= Donna Wyant =

Donna McLaughlin Wyant is an American actress, director, singer, songwriter, and producer. She is an Emmy Award winning producer, and Clio Award recipient for her network television promotional campaigns. She is an alumna of the HB Studio, where she studied with Uta Hagen.

Acting credits include: playing the role of Jeanie in the first European tour of the musical Hair, which opened in Munich in 1968; numerous off-Broadway productions; The Wellfleet Harbor Players and The Provincetown Players in Cape Cod, Massachusetts; Teatro Goldoni in Italy; The Ramses Shaffy Theater; and La MaMa Experimental Theatre Club in Amsterdam.

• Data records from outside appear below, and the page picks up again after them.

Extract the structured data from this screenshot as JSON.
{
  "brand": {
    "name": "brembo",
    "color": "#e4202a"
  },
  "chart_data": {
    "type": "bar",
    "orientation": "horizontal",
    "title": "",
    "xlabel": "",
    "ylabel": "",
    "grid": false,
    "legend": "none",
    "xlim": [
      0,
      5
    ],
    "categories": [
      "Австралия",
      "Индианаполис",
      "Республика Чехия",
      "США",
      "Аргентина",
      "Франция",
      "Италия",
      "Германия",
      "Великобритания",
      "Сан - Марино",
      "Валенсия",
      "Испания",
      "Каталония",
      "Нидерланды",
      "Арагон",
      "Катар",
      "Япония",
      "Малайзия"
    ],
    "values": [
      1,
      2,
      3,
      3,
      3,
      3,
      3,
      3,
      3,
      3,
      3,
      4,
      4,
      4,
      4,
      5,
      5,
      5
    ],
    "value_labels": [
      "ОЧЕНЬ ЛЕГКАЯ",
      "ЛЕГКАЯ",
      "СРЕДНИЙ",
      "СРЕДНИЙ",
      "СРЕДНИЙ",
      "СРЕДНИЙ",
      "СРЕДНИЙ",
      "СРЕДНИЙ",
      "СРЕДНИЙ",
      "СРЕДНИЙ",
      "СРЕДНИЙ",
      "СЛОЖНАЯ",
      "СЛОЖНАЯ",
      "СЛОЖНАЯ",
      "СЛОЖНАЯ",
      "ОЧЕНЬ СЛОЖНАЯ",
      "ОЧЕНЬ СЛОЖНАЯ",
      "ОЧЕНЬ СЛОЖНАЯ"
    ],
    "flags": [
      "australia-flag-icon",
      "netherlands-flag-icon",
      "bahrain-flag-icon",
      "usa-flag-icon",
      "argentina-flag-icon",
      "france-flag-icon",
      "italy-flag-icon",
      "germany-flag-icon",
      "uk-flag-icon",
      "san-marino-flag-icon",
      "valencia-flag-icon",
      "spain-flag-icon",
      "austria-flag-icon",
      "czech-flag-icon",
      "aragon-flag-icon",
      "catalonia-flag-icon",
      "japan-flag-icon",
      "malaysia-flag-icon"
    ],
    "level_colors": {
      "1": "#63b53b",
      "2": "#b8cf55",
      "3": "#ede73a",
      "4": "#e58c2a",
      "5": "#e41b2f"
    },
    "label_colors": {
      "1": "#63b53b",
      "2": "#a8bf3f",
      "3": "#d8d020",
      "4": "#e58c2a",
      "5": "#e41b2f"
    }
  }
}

A collaborator and close friend of Donna Summer, (they met while performing in Hair) she cowrote several songs on Summer's 1991 album, Mistaken Identity. Songs she cowrote for Summer include Fred Astaire, Say a Little Prayer, the album's title track Mistaken Identity, and What Is It You Want. She has written songs with Donna Summer, Keith Diamond, Anthony Smith, Vince Lawrence, and David Resnik, among others. She also composed and arranged It's the Small Things recorded by Kathy Troccoli.

As of 2023, she has been directing theatrical productions in Connecticut.